Humor, she insists, is central to who she is. “More than being sad, I need people to know I’m funny,” she says, grinning. It’s her way of refusing to be boxed in. “The sad thing happened to me — that’s why I get to make jokes about it.”
That blend of vulnerability and wit has earned her admirers across the industry. Noah Kahan tapped her as an opener. Justin Bieber invited her to his house after hearing “Massachusetts.” At the El Rey, her hometown crowd packed the venue wall to wall, erupting when she told them: “You are not defined by the worst thing that ever happened to you.”
Her mentor Patrice Rushen, the legendary R&B and jazz musician who taught her at USC, remembers a young songwriter with laser precision. “She always had the ability to see beyond the surface,” Rushen says. “She knew how to find the exact texture, the exact word. That’s rare.”
McRae traces her drive back to her father, who grew up in an era when being Black meant being twice as good for half the reward. “That’s what he taught us,” she says. At Harvard-Westlake, she often felt like an outsider, one of the only Black students in the room. “I didn’t want to be underestimated,” she says. Now, when people misjudge her, she almost enjoys it. “I know they’ll be proven wrong soon enough.”

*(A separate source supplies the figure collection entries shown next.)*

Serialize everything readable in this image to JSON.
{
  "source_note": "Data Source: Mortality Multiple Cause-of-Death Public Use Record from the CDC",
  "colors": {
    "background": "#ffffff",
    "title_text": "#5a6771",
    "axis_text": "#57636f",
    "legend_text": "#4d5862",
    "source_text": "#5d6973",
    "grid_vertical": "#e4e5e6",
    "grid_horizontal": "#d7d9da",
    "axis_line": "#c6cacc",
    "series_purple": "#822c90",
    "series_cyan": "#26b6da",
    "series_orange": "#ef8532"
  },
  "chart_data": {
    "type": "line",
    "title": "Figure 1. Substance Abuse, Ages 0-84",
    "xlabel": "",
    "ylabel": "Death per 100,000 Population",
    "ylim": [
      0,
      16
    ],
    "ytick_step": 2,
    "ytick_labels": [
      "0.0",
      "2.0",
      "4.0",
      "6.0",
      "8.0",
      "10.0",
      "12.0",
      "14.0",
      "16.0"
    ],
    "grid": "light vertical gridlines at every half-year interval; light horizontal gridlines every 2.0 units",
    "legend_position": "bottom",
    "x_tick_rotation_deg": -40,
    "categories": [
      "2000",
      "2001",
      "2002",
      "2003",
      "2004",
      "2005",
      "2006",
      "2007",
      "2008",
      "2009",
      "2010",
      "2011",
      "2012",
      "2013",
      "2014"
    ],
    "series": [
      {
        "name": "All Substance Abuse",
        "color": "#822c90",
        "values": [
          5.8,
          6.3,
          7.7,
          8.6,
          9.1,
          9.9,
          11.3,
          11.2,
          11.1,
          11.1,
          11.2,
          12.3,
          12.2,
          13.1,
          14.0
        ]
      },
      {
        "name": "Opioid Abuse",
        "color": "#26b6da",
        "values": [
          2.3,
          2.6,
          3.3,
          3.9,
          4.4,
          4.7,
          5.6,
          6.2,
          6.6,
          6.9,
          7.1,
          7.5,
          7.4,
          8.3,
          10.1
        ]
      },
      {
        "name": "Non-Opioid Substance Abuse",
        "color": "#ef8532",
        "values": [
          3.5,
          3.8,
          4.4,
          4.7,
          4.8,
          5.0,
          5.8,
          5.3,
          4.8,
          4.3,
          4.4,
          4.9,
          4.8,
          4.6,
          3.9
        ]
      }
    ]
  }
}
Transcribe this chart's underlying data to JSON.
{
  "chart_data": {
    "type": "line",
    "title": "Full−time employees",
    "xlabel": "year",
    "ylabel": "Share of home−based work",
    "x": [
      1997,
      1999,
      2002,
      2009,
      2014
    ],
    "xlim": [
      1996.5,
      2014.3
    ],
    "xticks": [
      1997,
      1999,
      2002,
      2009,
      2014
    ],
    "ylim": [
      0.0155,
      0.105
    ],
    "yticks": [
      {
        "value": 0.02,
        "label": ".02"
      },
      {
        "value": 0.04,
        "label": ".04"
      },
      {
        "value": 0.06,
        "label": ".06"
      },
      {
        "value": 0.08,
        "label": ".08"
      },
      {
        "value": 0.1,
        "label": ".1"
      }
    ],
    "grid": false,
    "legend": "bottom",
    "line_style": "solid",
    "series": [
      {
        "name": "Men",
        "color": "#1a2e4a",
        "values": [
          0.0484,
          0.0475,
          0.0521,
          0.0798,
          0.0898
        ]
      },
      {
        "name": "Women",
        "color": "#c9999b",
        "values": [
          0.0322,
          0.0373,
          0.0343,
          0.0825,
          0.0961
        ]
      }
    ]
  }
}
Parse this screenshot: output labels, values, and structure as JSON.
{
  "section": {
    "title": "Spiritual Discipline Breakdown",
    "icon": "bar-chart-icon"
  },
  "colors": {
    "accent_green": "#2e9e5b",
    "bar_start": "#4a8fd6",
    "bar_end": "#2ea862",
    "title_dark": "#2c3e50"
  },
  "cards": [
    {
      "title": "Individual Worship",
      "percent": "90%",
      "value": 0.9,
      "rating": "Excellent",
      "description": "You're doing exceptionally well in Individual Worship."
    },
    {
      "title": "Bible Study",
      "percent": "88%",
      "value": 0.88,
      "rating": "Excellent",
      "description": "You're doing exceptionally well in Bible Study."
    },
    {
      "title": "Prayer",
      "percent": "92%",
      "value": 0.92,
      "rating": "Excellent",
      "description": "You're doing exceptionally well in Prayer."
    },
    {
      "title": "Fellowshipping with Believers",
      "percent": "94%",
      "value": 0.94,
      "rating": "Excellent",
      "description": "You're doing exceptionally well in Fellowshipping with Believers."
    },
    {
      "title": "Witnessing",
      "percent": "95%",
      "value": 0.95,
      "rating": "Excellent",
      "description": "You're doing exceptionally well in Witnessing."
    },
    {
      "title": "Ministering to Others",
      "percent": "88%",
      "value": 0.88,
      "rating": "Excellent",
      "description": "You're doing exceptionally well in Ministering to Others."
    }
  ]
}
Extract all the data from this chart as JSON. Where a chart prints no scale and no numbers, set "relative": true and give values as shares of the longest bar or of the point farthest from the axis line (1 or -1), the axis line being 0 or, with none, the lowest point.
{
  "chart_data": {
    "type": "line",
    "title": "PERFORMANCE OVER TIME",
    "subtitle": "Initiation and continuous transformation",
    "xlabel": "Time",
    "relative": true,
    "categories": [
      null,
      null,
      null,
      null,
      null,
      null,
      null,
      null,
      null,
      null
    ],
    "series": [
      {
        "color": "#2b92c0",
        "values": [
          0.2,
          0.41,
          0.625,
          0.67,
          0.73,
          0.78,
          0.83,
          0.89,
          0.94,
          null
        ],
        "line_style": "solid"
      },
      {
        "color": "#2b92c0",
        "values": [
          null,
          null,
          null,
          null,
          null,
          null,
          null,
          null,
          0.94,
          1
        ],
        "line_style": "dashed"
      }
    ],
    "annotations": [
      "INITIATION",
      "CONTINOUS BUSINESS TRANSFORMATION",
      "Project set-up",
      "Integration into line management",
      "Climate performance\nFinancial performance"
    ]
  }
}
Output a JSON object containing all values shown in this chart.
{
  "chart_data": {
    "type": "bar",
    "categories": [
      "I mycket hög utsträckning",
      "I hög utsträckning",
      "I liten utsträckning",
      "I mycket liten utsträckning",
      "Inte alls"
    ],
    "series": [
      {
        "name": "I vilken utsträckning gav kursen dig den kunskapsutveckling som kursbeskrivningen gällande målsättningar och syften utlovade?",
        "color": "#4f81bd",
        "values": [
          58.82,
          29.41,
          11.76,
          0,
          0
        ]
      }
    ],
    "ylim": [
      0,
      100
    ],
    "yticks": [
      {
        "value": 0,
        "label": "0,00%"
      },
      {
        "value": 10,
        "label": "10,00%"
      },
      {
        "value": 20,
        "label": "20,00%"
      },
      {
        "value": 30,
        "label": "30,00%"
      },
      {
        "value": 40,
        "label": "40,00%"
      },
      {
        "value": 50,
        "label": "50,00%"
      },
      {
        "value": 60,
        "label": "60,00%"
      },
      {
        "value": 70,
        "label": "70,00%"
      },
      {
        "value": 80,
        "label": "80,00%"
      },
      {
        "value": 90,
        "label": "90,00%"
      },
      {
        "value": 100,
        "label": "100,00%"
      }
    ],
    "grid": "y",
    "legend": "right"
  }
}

Her early gigs were small — sometimes just the bartender listening in — but she pushed forward. At 20, she wrote “White Boy,” a song so exposing she wasn’t sure she’d ever play it live. A few years later, her offhand Phoebe Bridgers joke on Twitter went viral, leading her to write the biting single “Immune.” With that, her audience grew from a handful of listeners to a swelling fan base.
The new album, recorded with Brad Cook in North Carolina, builds on that momentum. McRae wanted something expansive, drawing inspiration from early-2000s pop icons like Avril Lavigne while keeping the intimacy of her folk roots. The result is a record that feels both nostalgic and startlingly fresh.
Touring has brought its own challenges. McRae manages a thyroid condition and chronic hives, which means a punishingly strict diet and a carousel of medications. She talks about it openly online, in part to raise awareness, though she laughs about being recognized once at her allergist’s office by a fan. “That one was weird,” she says.
Still, she sees social media as a job, not a lifeline. “It’s my factory,” she says. “I clock in, clock out.” She’s not pretending she doesn’t enjoy her phone — she does — but she’s careful to draw the line between persona and person. “What’s online is my business card. The rest is mine.”
Her music sits in that same in-between space: thought and feeling, pain and punch line, rigor and release. For McRae, the art is in the collision. And if she hasn’t yet stopped replaying that therapist’s words, it’s because she’s still busy turning them into songs.